Step 1: Identify the Indeterminate Form We are asked to evaluate the limit: $L = \mathop {\lim }\limits_{x \to 0} {\left( {\tan \left( {{\pi \over 4} + x} \right)} \right)^{{1 \over x}}}$ As $x \to 0$, we have: $\tan \left( {{\pi \over 4} + x} \right) \to \tan \left( {{\pi \over 4}} \right) = 1$. And the exponent $\frac{1}{x} \to \frac{1}{0}$, which tends to $\infty$ (or $-\infty$, depending on the direction of approach, but for the form $1^\infty$, we consider the magnitude). Thus, the limit is of the indeterminate form $1^\infty$.

Step 2: Apply the $1^\infty$ Limit Formula For a limit of the form $1^\infty$, we use the formula $e^{\mathop {\lim }\limits_{x \to a} [f(x) - 1]g(x)}$. Here, $f(x) = \tan \left( {{\pi \over 4} + x} \right)$ and $g(x) = \frac{1}{x}$. So, the limit becomes: $L = e^{\mathop {\lim }\limits_{x \to 0} \left[ {\tan \left( {{\pi \over 4} + x} \right) - 1} \right] \times \frac{1}{x}}$

Step 3: Simplify the Trigonometric Term We use the tangent addition formula $\tan(A+B) = \frac{\tan A + \tan B}{1 - \tan A \tan B}$ with $A = \frac{\pi}{4}$ and $B = x$. $\tan \left( {{\pi \over 4} + x} \right) = \frac{\tan \left( {{\pi \over 4}} \right) + \tan x}{1 - \tan \left( {{\pi \over 4}} \right) \tan x}$ Since $\tan \left( {{\pi \over 4}} \right) = 1$, we get: $\tan \left( {{\pi \over 4} + x} \right) = \frac{1 + \tan x}{1 - \tan x}$ Now, substitute this back into the expression inside the exponent: ${\tan \left( {{\pi \over 4} + x} \right) - 1} = \frac{1 + \tan x}{1 - \tan x} - 1$ To simplify, find a common denominator: $= \frac{1 + \tan x - (1 - \tan x)}{1 - \tan x} = \frac{1 + \tan x - 1 + \tan x}{1 - \tan x} = \frac{2 \tan x}{1 - \tan x}$

Step 4: Substitute the Simplified Term and Evaluate the Limit in the Exponent Now, substitute this simplified expression back into the exponent: $L = e^{\mathop {\lim }\limits_{x \to 0} \left[ \frac{2 \tan x}{1 - \tan x} \right] \times \frac{1}{x}}$ $L = e^{\mathop {\lim }\limits_{x \to 0} \frac{2 \tan x}{x(1 - \tan x)}}$ We can rewrite this as: $L = e^{2 \mathop {\lim }\limits_{x \to 0} \left[ \frac{\tan x}{x} \times \frac{1}{1 - \tan x} \right]}$

Step 5: Evaluate the Limit using Standard Limits and Substitution We know that $\mathop {\lim }\limits_{x \to 0} \frac{\tan x}{x} = 1$. Also, as $x \to 0$, $\tan x \to \tan 0 = 0$. So, the limit in the exponent becomes: $2 \mathop {\lim }\limits_{x \to 0} \left[ \frac{\tan x}{x} \right] \times \mathop {\lim }\limits_{x \to 0} \left[ \frac{1}{1 - \tan x} \right]$ $= 2 \times 1 \times \frac{1}{1 - 0}$ $= 2 \times 1 \times 1 = 2$

Step 6: State the Final Result Substituting this value back into the expression for $L$: $L = e^2$

Common Mistakes & Tips

• Incorrectly identifying the indeterminate form: Always check the form of the limit before applying any formulas.

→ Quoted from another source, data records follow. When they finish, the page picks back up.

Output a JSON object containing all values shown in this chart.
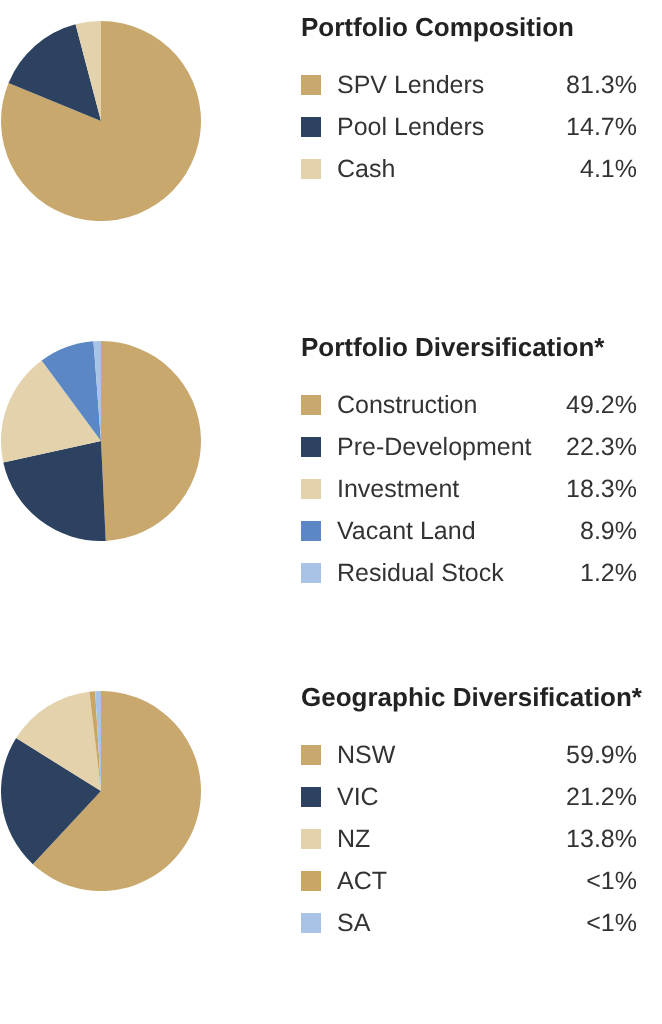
{
  "chart_data": [
    {
      "type": "pie",
      "title": "Portfolio Composition",
      "legend": "right",
      "categories": [
        "SPV Lenders",
        "Pool Lenders",
        "Cash"
      ],
      "values": [
        81.3,
        14.7,
        4.1
      ],
      "value_labels": [
        "81.3%",
        "14.7%",
        "4.1%"
      ],
      "colors": [
        "#c8a86c",
        "#2c4260",
        "#e3d2ac"
      ]
    },
    {
      "type": "pie",
      "title": "Portfolio Diversification*",
      "legend": "right",
      "categories": [
        "Construction",
        "Pre-Development",
        "Investment",
        "Vacant Land",
        "Residual Stock"
      ],
      "values": [
        49.2,
        22.3,
        18.3,
        8.9,
        1.2
      ],
      "value_labels": [
        "49.2%",
        "22.3%",
        "18.3%",
        "8.9%",
        "1.2%"
      ],
      "colors": [
        "#c8a86c",
        "#2c4260",
        "#e3d2ac",
        "#5b88c4",
        "#a9c3e6"
      ]
    },
    {
      "type": "pie",
      "title": "Geographic Diversification*",
      "legend": "right",
      "categories": [
        "NSW",
        "VIC",
        "NZ",
        "ACT",
        "SA"
      ],
      "values": [
        59.9,
        21.2,
        13.8,
        0.9,
        0.9
      ],
      "value_labels": [
        "59.9%",
        "21.2%",
        "13.8%",
        "<1%",
        "<1%"
      ],
      "colors": [
        "#c8a86c",
        "#2c4260",
        "#e3d2ac",
        "#c9a663",
        "#a9c3e6"
      ]
    }
  ]
}
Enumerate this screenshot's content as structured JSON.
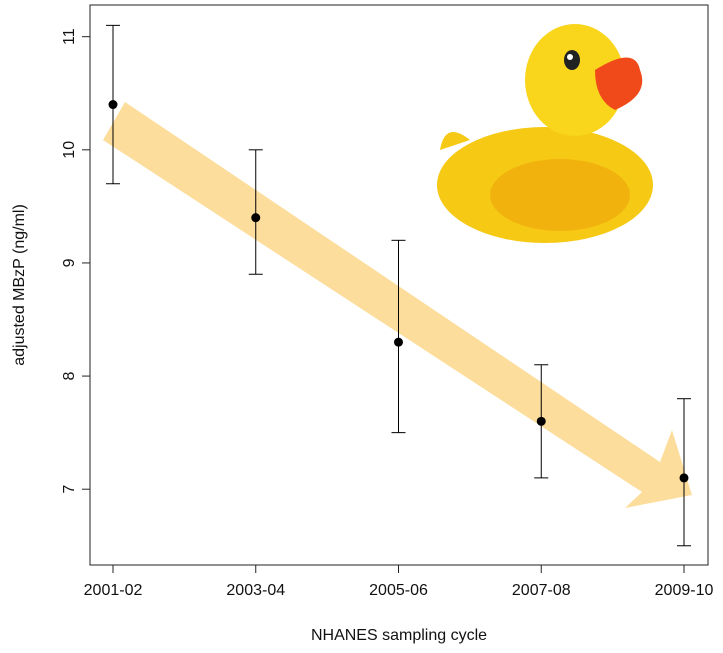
{
  "chart_data": {
    "type": "errorbar",
    "x_label": "NHANES sampling cycle",
    "y_label": "adjusted MBzP (ng/ml)",
    "categories": [
      "2001-02",
      "2003-04",
      "2005-06",
      "2007-08",
      "2009-10"
    ],
    "values": [
      10.4,
      9.4,
      8.3,
      7.6,
      7.1
    ],
    "lower": [
      9.7,
      8.9,
      7.5,
      7.1,
      6.5
    ],
    "upper": [
      11.1,
      10.0,
      9.2,
      8.1,
      7.8
    ],
    "color": "#000000",
    "ylim": [
      6.33,
      11.28
    ],
    "yticks": [
      7,
      8,
      9,
      10,
      11
    ]
  }
}
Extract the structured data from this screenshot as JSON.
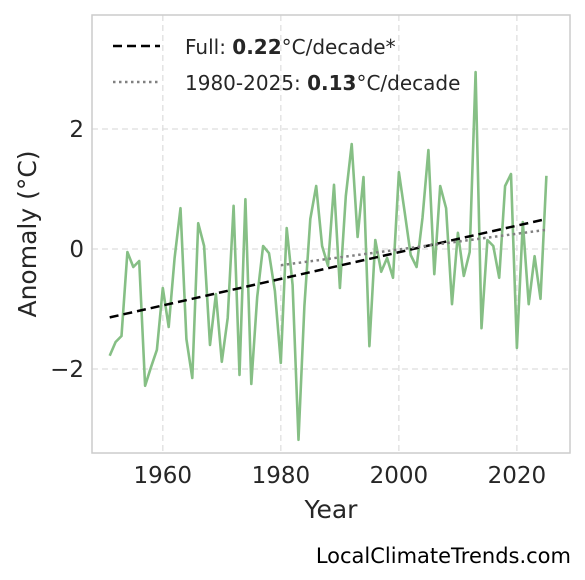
{
  "chart_data": {
    "type": "line",
    "xlabel": "Year",
    "ylabel": "Anomaly (°C)",
    "xlim": [
      1948,
      2029
    ],
    "ylim": [
      -3.4,
      3.9
    ],
    "xticks": [
      1960,
      1980,
      2000,
      2020
    ],
    "yticks": [
      -2,
      0,
      2
    ],
    "ytick_labels": [
      "−2",
      "0",
      "2"
    ],
    "grid": true,
    "legend_position": "top-left",
    "series": [
      {
        "x": [
          1951,
          1952,
          1953,
          1954,
          1955,
          1956,
          1957,
          1958,
          1959,
          1960,
          1961,
          1962,
          1963,
          1964,
          1965,
          1966,
          1967,
          1968,
          1969,
          1970,
          1971,
          1972,
          1973,
          1974,
          1975,
          1976,
          1977,
          1978,
          1979,
          1980,
          1981,
          1982,
          1983,
          1984,
          1985,
          1986,
          1987,
          1988,
          1989,
          1990,
          1991,
          1992,
          1993,
          1994,
          1995,
          1996,
          1997,
          1998,
          1999,
          2000,
          2001,
          2002,
          2003,
          2004,
          2005,
          2006,
          2007,
          2008,
          2009,
          2010,
          2011,
          2012,
          2013,
          2014,
          2015,
          2016,
          2017,
          2018,
          2019,
          2020,
          2021,
          2022,
          2023,
          2024,
          2025
        ],
        "values": [
          -1.78,
          -1.55,
          -1.45,
          -0.05,
          -0.3,
          -0.2,
          -2.28,
          -1.97,
          -1.68,
          -0.65,
          -1.3,
          -0.15,
          0.68,
          -1.5,
          -2.15,
          0.43,
          0.05,
          -1.6,
          -0.75,
          -1.88,
          -1.15,
          0.72,
          -2.1,
          0.83,
          -2.25,
          -0.8,
          0.05,
          -0.07,
          -0.7,
          -1.9,
          0.35,
          -0.6,
          -3.18,
          -0.95,
          0.5,
          1.05,
          0.05,
          -0.28,
          1.07,
          -0.65,
          0.88,
          1.75,
          0.2,
          1.2,
          -1.62,
          0.15,
          -0.38,
          -0.15,
          -0.48,
          1.28,
          0.6,
          -0.1,
          -0.3,
          0.52,
          1.65,
          -0.42,
          1.05,
          0.68,
          -0.92,
          0.27,
          -0.45,
          -0.05,
          2.95,
          -1.32,
          0.15,
          0.05,
          -0.48,
          1.05,
          1.25,
          -1.65,
          0.45,
          -0.92,
          -0.12,
          -0.83,
          1.22
        ],
        "color": "#86bf85"
      }
    ],
    "trend_lines": [
      {
        "label_prefix": "Full: ",
        "label_value": "0.22",
        "label_suffix": "°C/decade*",
        "x": [
          1951,
          2025
        ],
        "y": [
          -1.14,
          0.5
        ],
        "style": "dashed",
        "color": "#000000"
      },
      {
        "label_prefix": "1980-2025: ",
        "label_value": "0.13",
        "label_suffix": "°C/decade",
        "x": [
          1980,
          2025
        ],
        "y": [
          -0.27,
          0.32
        ],
        "style": "dotted",
        "color": "#808080"
      }
    ]
  },
  "watermark": "LocalClimateTrends.com"
}
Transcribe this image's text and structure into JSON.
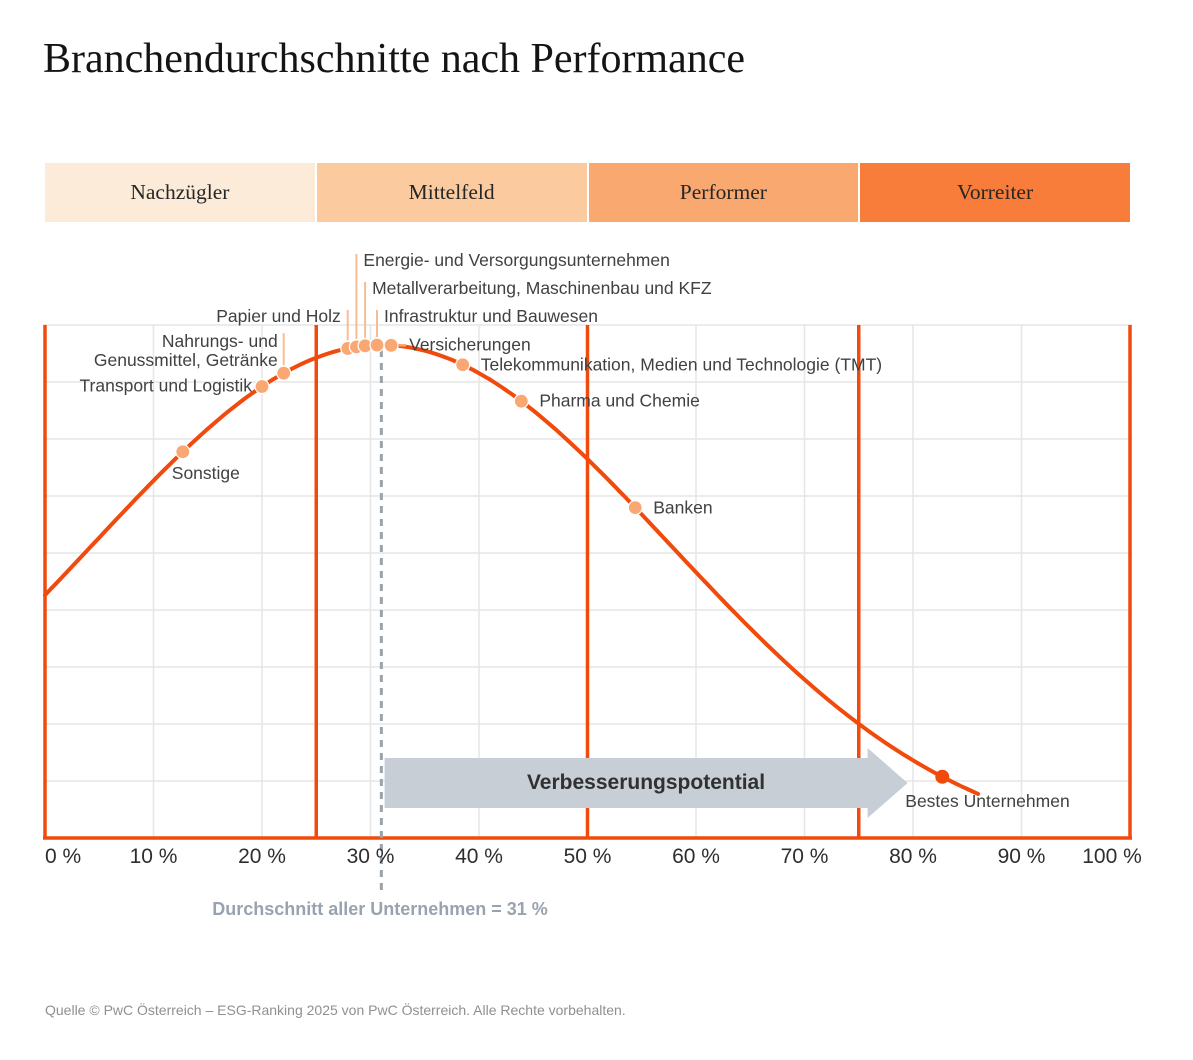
{
  "title": "Branchendurchschnitte nach Performance",
  "source": "Quelle © PwC Österreich – ESG-Ranking 2025 von PwC Österreich. Alle Rechte vorbehalten.",
  "bands": [
    {
      "label": "Nachzügler",
      "color": "#fdebd9",
      "from_pct": 0,
      "to_pct": 25
    },
    {
      "label": "Mittelfeld",
      "color": "#fbcb9f",
      "from_pct": 25,
      "to_pct": 50
    },
    {
      "label": "Performer",
      "color": "#f9a96f",
      "from_pct": 50,
      "to_pct": 75
    },
    {
      "label": "Vorreiter",
      "color": "#f87c3a",
      "from_pct": 75,
      "to_pct": 100
    }
  ],
  "colors": {
    "curve": "#f14a0d",
    "band_divider_lines": "#f14a0d",
    "point_fill": "#f9a873",
    "leader_line": "#f7bd92",
    "grid": "#e5e6e7",
    "average_dash": "#9aa2aa",
    "arrow_fill": "#c8ced5",
    "label_text": "#3f4142",
    "average_text": "#99a3af"
  },
  "chart_data": {
    "type": "scatter",
    "title": "Branchendurchschnitte nach Performance",
    "x_range_pct": [
      0,
      100
    ],
    "x_ticks": [
      "0 %",
      "10 %",
      "20 %",
      "30 %",
      "40 %",
      "50 %",
      "60 %",
      "70 %",
      "80 %",
      "90 %",
      "100 %"
    ],
    "grid": true,
    "divider_lines_pct": [
      0,
      25,
      50,
      75,
      100
    ],
    "curve": {
      "shape": "bell",
      "mean_pct": 31,
      "sigma_pct": 26.7,
      "x_start_pct": 0,
      "x_end_pct": 86.3
    },
    "industries": [
      {
        "label": "Sonstige",
        "value_pct": 12.7,
        "placement": "below-left"
      },
      {
        "label": "Transport und Logistik",
        "value_pct": 20.0,
        "placement": "left"
      },
      {
        "label": "Nahrungs- und Genussmittel, Getränke",
        "lines": [
          "Nahrungs- und",
          "Genussmittel, Getränke"
        ],
        "value_pct": 22.0,
        "placement": "left-stacked-leader"
      },
      {
        "label": "Papier und Holz",
        "value_pct": 27.9,
        "placement": "leader-left",
        "label_row": 3
      },
      {
        "label": "Energie- und Versorgungsunternehmen",
        "value_pct": 28.7,
        "placement": "leader-right",
        "label_row": 1
      },
      {
        "label": "Metallverarbeitung, Maschinenbau und KFZ",
        "value_pct": 29.5,
        "placement": "leader-right",
        "label_row": 2
      },
      {
        "label": "Infrastruktur und Bauwesen",
        "value_pct": 30.6,
        "placement": "leader-right",
        "label_row": 3
      },
      {
        "label": "Versicherungen",
        "value_pct": 31.9,
        "placement": "right-dash"
      },
      {
        "label": "Telekommunikation, Medien und Technologie (TMT)",
        "value_pct": 38.5,
        "placement": "right"
      },
      {
        "label": "Pharma und Chemie",
        "value_pct": 43.9,
        "placement": "right"
      },
      {
        "label": "Banken",
        "value_pct": 54.4,
        "placement": "right"
      },
      {
        "label": "Bestes Unternehmen",
        "value_pct": 82.7,
        "placement": "below-right",
        "highlight": true
      }
    ],
    "average_line": {
      "label": "Durchschnitt aller Unternehmen = 31 %",
      "value_pct": 31
    },
    "improvement_arrow": {
      "label": "Verbesserungspotential",
      "from_pct": 31.3,
      "to_pct": 79.5
    }
  }
}
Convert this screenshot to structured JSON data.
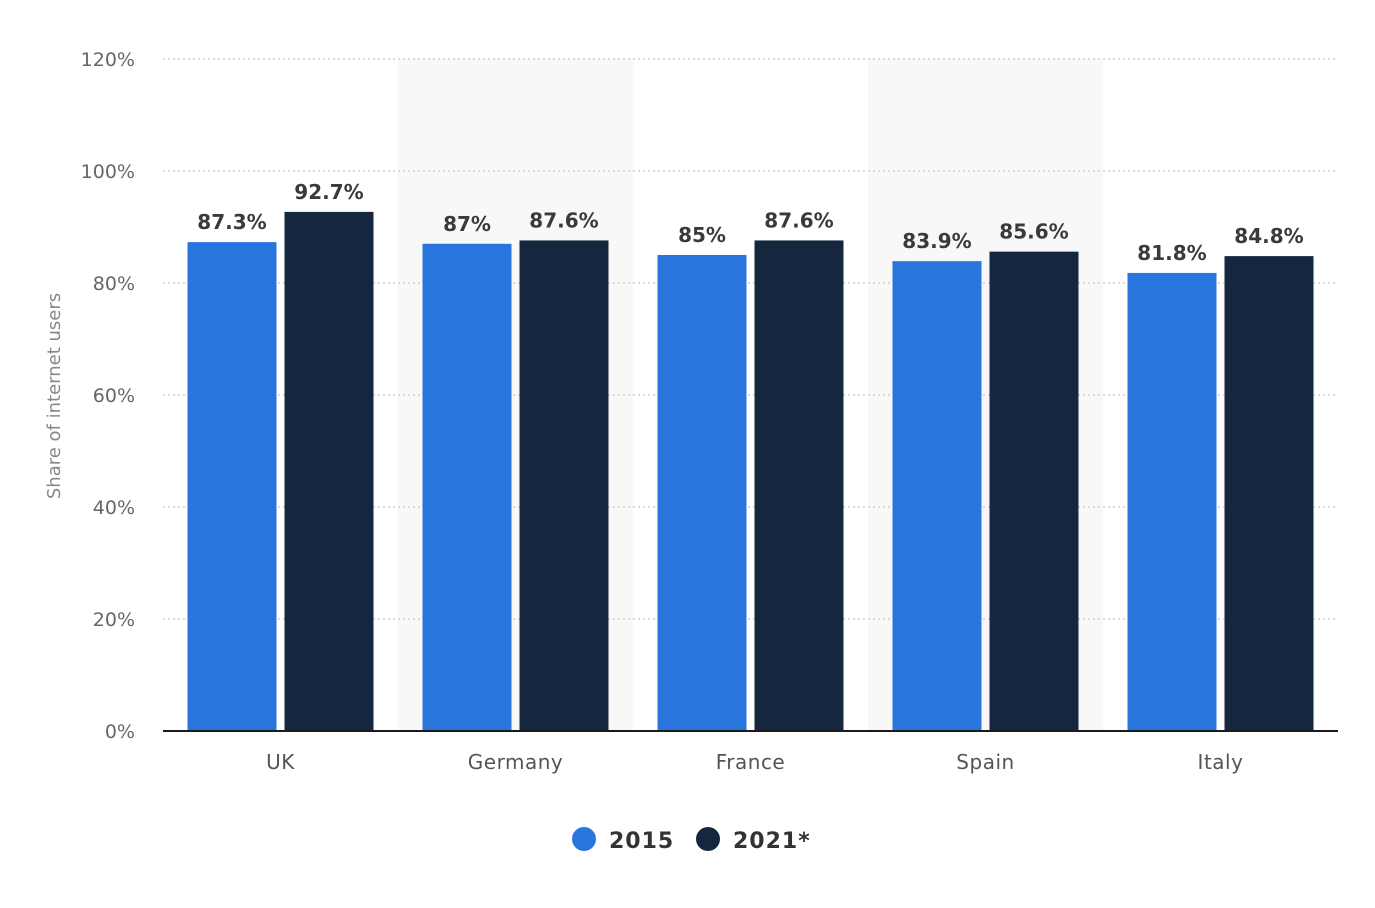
{
  "chart_data": {
    "type": "bar",
    "categories": [
      "UK",
      "Germany",
      "France",
      "Spain",
      "Italy"
    ],
    "series": [
      {
        "name": "2015",
        "color": "#2876dd",
        "values": [
          87.3,
          87,
          85,
          83.9,
          81.8
        ],
        "labels": [
          "87.3%",
          "87%",
          "85%",
          "83.9%",
          "81.8%"
        ]
      },
      {
        "name": "2021*",
        "color": "#14273e",
        "values": [
          92.7,
          87.6,
          87.6,
          85.6,
          84.8
        ],
        "labels": [
          "92.7%",
          "87.6%",
          "87.6%",
          "85.6%",
          "84.8%"
        ]
      }
    ],
    "ylabel": "Share of internet users",
    "xlabel": "",
    "ylim": [
      0,
      120
    ],
    "yticks": [
      0,
      20,
      40,
      60,
      80,
      100,
      120
    ],
    "ytick_labels": [
      "0%",
      "20%",
      "40%",
      "60%",
      "80%",
      "100%",
      "120%"
    ],
    "grid": true,
    "legend_position": "bottom-center"
  }
}
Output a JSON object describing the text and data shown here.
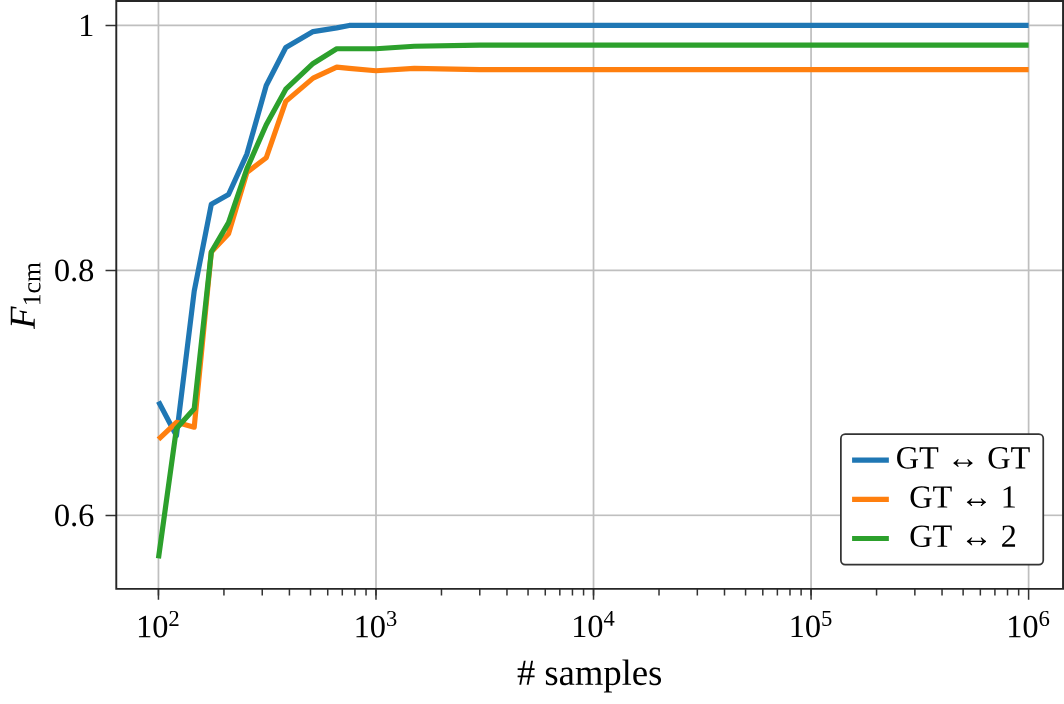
{
  "chart_data": {
    "type": "line",
    "xlabel": "# samples",
    "ylabel": "*F*$_{1cm}$",
    "x": [
      100,
      121,
      146,
      175,
      210,
      255,
      313,
      385,
      514,
      660,
      753,
      1000,
      1500,
      3000,
      10000,
      100000,
      1000000
    ],
    "series": [
      {
        "name": "GT ↔ GT",
        "color": "#1f77b4",
        "values": [
          0.693,
          0.665,
          0.783,
          0.854,
          0.862,
          0.895,
          0.951,
          0.982,
          0.995,
          0.998,
          1.0,
          1.0,
          1.0,
          1.0,
          1.0,
          1.0,
          1.0
        ]
      },
      {
        "name": "GT ↔ 1",
        "color": "#ff7f0e",
        "values": [
          0.662,
          0.676,
          0.672,
          0.815,
          0.83,
          0.88,
          0.892,
          0.938,
          0.957,
          0.966,
          0.965,
          0.963,
          0.965,
          0.964,
          0.964,
          0.964,
          0.964
        ]
      },
      {
        "name": "GT ↔ 2",
        "color": "#2ca02c",
        "values": [
          0.565,
          0.671,
          0.687,
          0.815,
          0.839,
          0.883,
          0.919,
          0.948,
          0.969,
          0.981,
          0.981,
          0.981,
          0.983,
          0.984,
          0.984,
          0.984,
          0.984
        ]
      }
    ],
    "log": "x",
    "xlim": [
      64,
      1440000
    ],
    "ylim": [
      0.54,
      1.02
    ],
    "xticks": [
      {
        "value": 100,
        "label": "10$^{2}$"
      },
      {
        "value": 1000,
        "label": "10$^{3}$"
      },
      {
        "value": 10000,
        "label": "10$^{4}$"
      },
      {
        "value": 100000,
        "label": "10$^{5}$"
      },
      {
        "value": 1000000,
        "label": "10$^{6}$"
      }
    ],
    "yticks": [
      0.6,
      0.8,
      1
    ],
    "grid": true,
    "legend": "bottom right",
    "marker": "none",
    "line_style": "solid"
  }
}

If it's not $1^\infty$, the $e^{\lim (f-1)g}$ formula cannot be directly applied.
• Algebraic errors in trigonometric simplification: Be very careful when expanding $\tan(\frac{\pi}{4} + x)$ and simplifying the expression $\tan(\frac{\pi}{4} + x) - 1$. Small mistakes here will lead to an incorrect final answer.
• Forgetting the standard limit $\mathop {\lim }\limits_{x \to 0} \frac{\tan x}{x} = 1$: This limit is crucial for simplifying the expression in the exponent.

Summary

The given limit is of the indeterminate form $1^\infty$. We first applied the standard formula for such limits, which transforms the problem into evaluating $e$ raised to a new limit. We then used the tangent addition formula to simplify the base of the original expression and subsequently simplified the expression within the exponent. Finally, by utilizing the standard limit $\mathop {\lim }\limits_{x \to 0} \frac{\tan x}{x} = 1$, we evaluated the exponent to be 2, leading to the final answer of $e^2$.

The final answer is $\boxed{e^2}$.